House sales at hedge fund capital decline

House sales at hedge fund capital decline

Bloomberg
Home sales in Greenwich, the southernmost municipality in Connecticut, dropped 77 percent in February from a year earlier as Wall Street firms cut jobs and buyers retreated from multimillion-dollar purchases, Prudential Connecticut Realty said.

Seventeen homes sold last month, down from 75 a year earlier, the broker said in a report. Sales of houses priced from $2 million to $3 million fell 80 percent, with two properties selling last month. The median sales price declined 2 percent to $1.76 million.

"Greenwich, despite its imputed affluence, is still a part of the world, and like every place else, it suffers from buyers and sellers not agreeing on the value of illiquid assets -- one of those being real estate," said Roger Pearson, a Greenwich real estate lawyer and former mayor of the town.

Banks, insurance and securities firms have cut more than 180,000 jobs in the Americas in the past year in the recession, according to Bloomberg data. Greenwich is a bedroom community for Wall Street and known as the U.S. hedge fund capital. Banks have reduced lending in the credit crisis. Jumbo loan issuance slowed in the fourth quarter to $11 billion, or 4 percent of the mortgage market, the lowest quarterly amount since Inside Mortgage Finance started tracking that data in 1990.

In 2007, jumbo loans made up 14 percent of total U.S. originations, according to the Bethesda, Maryland-based publication. The median home price in Greenwich dropped the most in three decades last year as demand from financial executives slumped. The value of all real estate sold last month in Greenwich declined by 79 percent from last February to $45.3 million. Only one home priced above $5 million sold in February compared with eight the previous year, said John Cooke, a broker for Prudential Connecticut who compiled sales data.

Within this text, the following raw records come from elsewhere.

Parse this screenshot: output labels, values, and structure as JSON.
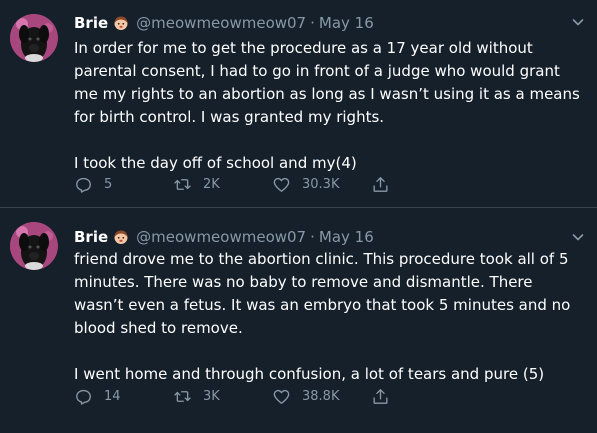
{
  "tweets": [
    {
      "author_name": "Brie",
      "author_emoji": "person-face-emoji",
      "handle": "@meowmeowmeow07",
      "separator": "·",
      "date": "May 16",
      "paragraphs": [
        "In order for me to get the procedure as a 17 year old without parental consent, I had to go in front of a judge who would grant me my rights to an abortion as long as I wasn’t using it as a means for birth control. I was granted my rights.",
        "I took the day off of school and my(4)"
      ],
      "replies": "5",
      "retweets": "2K",
      "likes": "30.3K"
    },
    {
      "author_name": "Brie",
      "author_emoji": "person-face-emoji",
      "handle": "@meowmeowmeow07",
      "separator": "·",
      "date": "May 16",
      "paragraphs": [
        "friend drove me to the abortion clinic. This procedure took all of 5 minutes. There was no baby to remove and dismantle. There wasn’t even a fetus. It was an embryo that took 5 minutes and no blood shed to remove.",
        "I went home and through confusion, a lot of tears and pure (5)"
      ],
      "replies": "14",
      "retweets": "3K",
      "likes": "38.8K"
    }
  ],
  "icons": {
    "reply": "reply-icon",
    "retweet": "retweet-icon",
    "like": "like-icon",
    "share": "share-icon",
    "caret": "chevron-down-icon"
  },
  "colors": {
    "background": "#15202b",
    "secondary_text": "#8899a6",
    "divider": "#38444d"
  }
}
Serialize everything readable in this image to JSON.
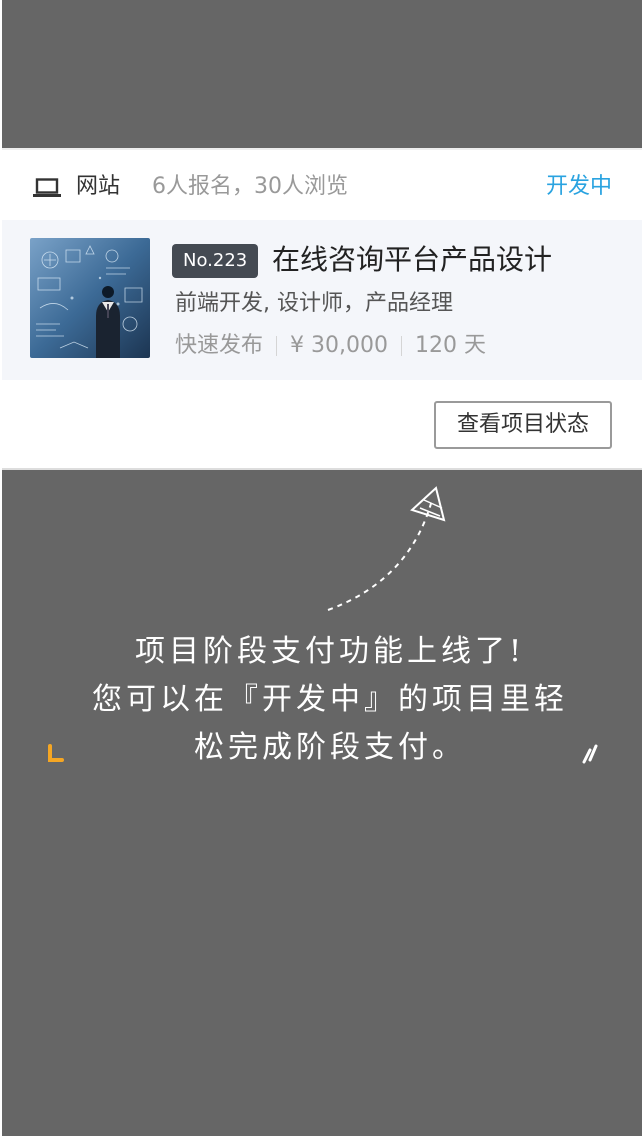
{
  "card": {
    "category": "网站",
    "stats": "6人报名，30人浏览",
    "status": "开发中",
    "project": {
      "number": "No.223",
      "title": "在线咨询平台产品设计",
      "roles": "前端开发, 设计师，产品经理",
      "publish_type": "快速发布",
      "price": "¥ 30,000",
      "duration": "120 天"
    },
    "view_button": "查看项目状态"
  },
  "announcement": {
    "line1": "项目阶段支付功能上线了!",
    "line2": "您可以在『开发中』的项目里轻",
    "line3": "松完成阶段支付。"
  },
  "icons": {
    "category_icon": "laptop-icon",
    "arrow": "dashed-arrow-icon"
  },
  "colors": {
    "background": "#666666",
    "status_blue": "#2aa3e0",
    "badge": "#444a52",
    "accent_orange": "#f5a623"
  }
}
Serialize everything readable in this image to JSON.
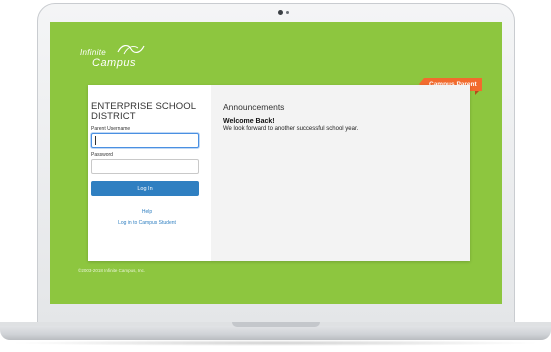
{
  "app": {
    "brand_line1": "Infinite",
    "brand_line2": "Campus",
    "badge": "Campus Parent"
  },
  "login": {
    "district_name": "ENTERPRISE SCHOOL DISTRICT",
    "username_label": "Parent Username",
    "username_value": "",
    "password_label": "Password",
    "password_value": "",
    "login_button": "Log In",
    "help_link": "Help",
    "student_link": "Log in to Campus Student"
  },
  "announcements": {
    "title": "Announcements",
    "heading": "Welcome Back!",
    "body": "We look forward to another successful school year."
  },
  "footer": {
    "copyright": "©2003-2018 Infinite Campus, Inc."
  },
  "colors": {
    "background_green": "#8dc63f",
    "accent_orange": "#f26b2e",
    "button_blue": "#2f7fc1"
  }
}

The inventory of unsold homes climbed 16 percent to 605 units at the end of February. Available homes between $2 million and $3 million climbed 19 percent to 102. For homes priced at $5 million to $8 million, there were 80 properties for sale at the end of last month, up from 66 a year earlier, Cooke said. "Our connection with the financial world is very strong and historically it has been a driving force in our real estate market." Of all available homes this week priced $2 million and above, 81 were built "on spec" by the developer and have never been occupied, said Julianne Ward, director of fine homes and new construction for Prudential Connecticut. The median household income in Greenwich is $117,857, according to a 2007 estimate by the Census Bureau.